As a final point it’s also a good idea to write down your goal and stick it on your bathroom mirror!


This next point is a great tool to help you stay on track and motivated. It really involves looking at your goal (and your life) from different angles and identifying how your goal can be a positive influence if you reach it, as well as the consequences if you continue on your current path. This may lead to some very hard realisations, but also identifies some very positive outcomes.

Here’s how it works. In relation to your goal ask yourself the following questions and list your responses:

  1. What would happen if I reached my goal?
  2. What wouldn’t happen if I reached my goal?
  3. What would happen if I didn’t reach my goal?
  4. What wouldn’t happen if I didn’t reach my goal?

The key is to respond to these questions whilst considering all aspects of your life, from your health, work, relationships, mental state, physical state, financial state, etc. Whilst this exercise may take a little bit more time and thinking you’ll likely find that it’s a great way to get you motivated again. If it helps you could even pin your responses in a place you regularly look at to serve as a reminder.


A motivational board is another way to stay motivated and is one strategy that many in the health and fitness industry use. This is the place where you can write down your goals, put up inspirational quotes, pin up pictures of the physique you wish to have, or anything that represents what you want out of life.

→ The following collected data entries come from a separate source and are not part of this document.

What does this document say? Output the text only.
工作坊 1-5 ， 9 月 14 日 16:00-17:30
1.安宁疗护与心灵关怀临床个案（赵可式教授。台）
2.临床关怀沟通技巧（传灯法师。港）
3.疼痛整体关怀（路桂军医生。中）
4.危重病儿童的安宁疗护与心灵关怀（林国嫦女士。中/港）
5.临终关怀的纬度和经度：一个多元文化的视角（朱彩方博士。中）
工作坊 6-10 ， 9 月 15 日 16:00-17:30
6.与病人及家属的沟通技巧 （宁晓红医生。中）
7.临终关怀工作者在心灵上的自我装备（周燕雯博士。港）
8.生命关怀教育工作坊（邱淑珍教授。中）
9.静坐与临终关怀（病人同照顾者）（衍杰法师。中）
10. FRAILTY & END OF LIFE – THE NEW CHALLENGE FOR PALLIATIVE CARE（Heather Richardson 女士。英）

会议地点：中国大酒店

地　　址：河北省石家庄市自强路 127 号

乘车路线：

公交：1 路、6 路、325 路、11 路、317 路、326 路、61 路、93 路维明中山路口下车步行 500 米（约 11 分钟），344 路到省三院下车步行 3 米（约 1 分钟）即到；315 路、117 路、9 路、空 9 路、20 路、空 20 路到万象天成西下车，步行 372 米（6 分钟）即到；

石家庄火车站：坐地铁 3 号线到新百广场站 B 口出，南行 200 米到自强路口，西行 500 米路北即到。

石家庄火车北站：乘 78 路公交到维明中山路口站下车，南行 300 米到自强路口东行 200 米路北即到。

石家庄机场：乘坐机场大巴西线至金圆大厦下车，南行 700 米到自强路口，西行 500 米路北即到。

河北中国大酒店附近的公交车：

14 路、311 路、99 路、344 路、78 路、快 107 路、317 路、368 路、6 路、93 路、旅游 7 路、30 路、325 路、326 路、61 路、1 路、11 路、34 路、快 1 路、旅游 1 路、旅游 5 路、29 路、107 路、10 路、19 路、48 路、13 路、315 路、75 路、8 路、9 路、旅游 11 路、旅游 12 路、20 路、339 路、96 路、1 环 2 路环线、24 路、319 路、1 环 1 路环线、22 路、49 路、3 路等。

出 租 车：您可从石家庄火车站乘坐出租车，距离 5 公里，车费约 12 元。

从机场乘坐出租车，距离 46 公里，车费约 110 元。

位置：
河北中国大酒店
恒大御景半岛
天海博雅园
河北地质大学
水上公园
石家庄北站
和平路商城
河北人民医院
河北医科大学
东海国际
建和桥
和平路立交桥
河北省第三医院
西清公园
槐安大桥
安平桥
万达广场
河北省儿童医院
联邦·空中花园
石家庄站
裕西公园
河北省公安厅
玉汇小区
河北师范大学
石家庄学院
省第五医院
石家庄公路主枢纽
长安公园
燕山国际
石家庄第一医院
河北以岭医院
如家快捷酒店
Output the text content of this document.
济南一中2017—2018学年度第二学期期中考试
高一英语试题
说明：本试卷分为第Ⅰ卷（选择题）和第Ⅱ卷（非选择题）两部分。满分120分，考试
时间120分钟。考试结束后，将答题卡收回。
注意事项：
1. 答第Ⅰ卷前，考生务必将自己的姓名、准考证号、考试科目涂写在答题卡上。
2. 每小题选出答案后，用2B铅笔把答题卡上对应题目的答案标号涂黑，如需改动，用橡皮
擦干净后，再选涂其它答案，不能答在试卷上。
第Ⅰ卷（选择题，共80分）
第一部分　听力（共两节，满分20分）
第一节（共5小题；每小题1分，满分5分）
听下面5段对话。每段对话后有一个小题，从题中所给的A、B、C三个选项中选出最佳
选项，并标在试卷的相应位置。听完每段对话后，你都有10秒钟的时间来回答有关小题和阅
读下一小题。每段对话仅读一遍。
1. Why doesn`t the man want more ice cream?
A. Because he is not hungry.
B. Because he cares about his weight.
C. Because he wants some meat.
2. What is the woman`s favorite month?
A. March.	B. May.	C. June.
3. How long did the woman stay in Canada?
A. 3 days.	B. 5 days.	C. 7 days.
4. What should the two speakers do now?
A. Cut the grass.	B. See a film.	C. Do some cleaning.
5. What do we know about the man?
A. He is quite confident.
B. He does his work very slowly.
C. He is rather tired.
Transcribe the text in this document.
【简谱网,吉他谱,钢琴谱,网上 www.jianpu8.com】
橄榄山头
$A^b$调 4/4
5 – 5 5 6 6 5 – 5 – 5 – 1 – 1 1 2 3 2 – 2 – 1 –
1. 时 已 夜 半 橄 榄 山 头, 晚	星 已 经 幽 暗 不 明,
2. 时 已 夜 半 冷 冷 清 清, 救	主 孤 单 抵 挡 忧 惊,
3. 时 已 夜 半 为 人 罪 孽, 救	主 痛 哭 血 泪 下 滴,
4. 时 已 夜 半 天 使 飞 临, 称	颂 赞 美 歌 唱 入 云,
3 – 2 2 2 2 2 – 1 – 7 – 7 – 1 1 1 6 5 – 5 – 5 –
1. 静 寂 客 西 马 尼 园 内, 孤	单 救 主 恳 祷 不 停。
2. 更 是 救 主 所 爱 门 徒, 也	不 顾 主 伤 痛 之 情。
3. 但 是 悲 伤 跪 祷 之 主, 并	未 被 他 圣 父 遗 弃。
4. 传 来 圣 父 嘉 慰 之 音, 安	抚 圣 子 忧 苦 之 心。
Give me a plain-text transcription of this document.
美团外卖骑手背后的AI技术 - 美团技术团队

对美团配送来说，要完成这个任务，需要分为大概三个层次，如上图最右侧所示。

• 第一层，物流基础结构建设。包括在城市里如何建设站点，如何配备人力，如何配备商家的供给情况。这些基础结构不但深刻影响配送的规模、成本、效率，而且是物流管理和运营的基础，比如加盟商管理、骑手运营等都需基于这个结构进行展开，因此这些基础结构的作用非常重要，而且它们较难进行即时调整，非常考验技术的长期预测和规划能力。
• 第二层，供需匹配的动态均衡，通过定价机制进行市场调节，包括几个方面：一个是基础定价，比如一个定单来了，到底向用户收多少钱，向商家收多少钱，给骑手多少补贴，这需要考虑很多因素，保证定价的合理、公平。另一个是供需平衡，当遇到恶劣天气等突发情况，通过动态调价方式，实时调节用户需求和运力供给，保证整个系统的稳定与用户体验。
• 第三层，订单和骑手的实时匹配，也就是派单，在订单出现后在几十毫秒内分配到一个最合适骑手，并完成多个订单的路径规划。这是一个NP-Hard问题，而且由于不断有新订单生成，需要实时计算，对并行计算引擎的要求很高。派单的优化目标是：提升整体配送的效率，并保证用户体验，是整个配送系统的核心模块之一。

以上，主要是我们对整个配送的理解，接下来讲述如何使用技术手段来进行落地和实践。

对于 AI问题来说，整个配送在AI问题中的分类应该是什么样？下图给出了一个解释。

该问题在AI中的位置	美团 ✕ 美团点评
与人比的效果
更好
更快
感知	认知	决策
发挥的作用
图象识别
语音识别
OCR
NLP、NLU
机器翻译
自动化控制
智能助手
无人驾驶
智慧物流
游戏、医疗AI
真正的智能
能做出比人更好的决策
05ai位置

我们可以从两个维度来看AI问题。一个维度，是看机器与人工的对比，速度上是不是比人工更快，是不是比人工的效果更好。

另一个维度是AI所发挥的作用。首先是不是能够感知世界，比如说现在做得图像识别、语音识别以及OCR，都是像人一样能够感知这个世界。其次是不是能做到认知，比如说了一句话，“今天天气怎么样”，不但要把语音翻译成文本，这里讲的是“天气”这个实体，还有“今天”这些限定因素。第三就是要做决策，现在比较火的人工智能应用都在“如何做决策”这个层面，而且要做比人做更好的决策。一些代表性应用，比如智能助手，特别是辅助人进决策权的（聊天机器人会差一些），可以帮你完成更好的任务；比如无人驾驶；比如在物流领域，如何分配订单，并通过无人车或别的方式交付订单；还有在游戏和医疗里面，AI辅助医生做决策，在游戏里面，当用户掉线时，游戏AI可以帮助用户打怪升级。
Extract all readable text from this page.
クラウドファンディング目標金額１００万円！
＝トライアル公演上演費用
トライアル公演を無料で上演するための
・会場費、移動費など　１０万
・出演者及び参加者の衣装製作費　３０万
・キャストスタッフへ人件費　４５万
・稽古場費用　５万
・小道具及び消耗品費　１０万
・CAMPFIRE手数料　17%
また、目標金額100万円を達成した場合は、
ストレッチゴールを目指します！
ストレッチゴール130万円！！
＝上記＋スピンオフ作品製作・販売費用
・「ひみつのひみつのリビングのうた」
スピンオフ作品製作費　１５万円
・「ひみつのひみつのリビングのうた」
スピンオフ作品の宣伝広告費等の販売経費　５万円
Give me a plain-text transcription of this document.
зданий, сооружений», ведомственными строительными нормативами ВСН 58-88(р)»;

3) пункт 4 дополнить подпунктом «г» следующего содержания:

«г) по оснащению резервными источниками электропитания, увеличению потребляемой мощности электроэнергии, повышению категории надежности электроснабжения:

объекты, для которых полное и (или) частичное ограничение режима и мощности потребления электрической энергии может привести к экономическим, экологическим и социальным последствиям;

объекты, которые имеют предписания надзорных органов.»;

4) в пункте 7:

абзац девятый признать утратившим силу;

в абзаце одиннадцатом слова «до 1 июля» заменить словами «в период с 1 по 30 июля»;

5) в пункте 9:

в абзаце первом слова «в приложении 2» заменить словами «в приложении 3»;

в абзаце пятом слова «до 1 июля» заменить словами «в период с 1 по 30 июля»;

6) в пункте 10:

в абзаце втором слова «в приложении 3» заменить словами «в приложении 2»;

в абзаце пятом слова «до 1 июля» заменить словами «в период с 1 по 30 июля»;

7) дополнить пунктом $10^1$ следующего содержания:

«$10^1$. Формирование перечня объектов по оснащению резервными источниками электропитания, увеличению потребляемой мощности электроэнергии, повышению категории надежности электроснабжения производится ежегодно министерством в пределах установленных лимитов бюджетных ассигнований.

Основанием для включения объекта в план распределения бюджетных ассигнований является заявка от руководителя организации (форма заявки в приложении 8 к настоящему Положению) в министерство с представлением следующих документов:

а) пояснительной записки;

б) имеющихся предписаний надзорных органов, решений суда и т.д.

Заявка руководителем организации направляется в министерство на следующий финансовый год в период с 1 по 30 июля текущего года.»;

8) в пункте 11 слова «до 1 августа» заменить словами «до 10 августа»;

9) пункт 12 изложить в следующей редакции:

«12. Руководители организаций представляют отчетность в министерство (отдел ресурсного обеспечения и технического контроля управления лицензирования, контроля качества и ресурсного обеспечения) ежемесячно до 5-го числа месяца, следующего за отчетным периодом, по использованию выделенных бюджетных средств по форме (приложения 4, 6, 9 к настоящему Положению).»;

If training on your own is what’s stopping you from staying motivated then train with a friend, join a group class, or better yet, train with an experienced coach. Training with a good coach will give you the appropriate guidance you need in terms of training with correct form, program design and pushing yourself appropriately to get the most out of your workout. A good coach will also make sure you stay accountable by frequently checking up on your training, nutrition and other lifestyle habits.

These are just a few ways to help you get back into the training mindset once again. Keep in mind that there are dozens of motivational techniques to choose from, and this is by no means an exhaustive list. Many people use visualisation and do this every night before sleep. Others watch motivational workout videos on YouTube, and others enjoy following fitness role models. It may be hard to kick-start yourself back into a regular training, but with the right motivation the habit will set in again and you’ll be on your way to getting ready for summer!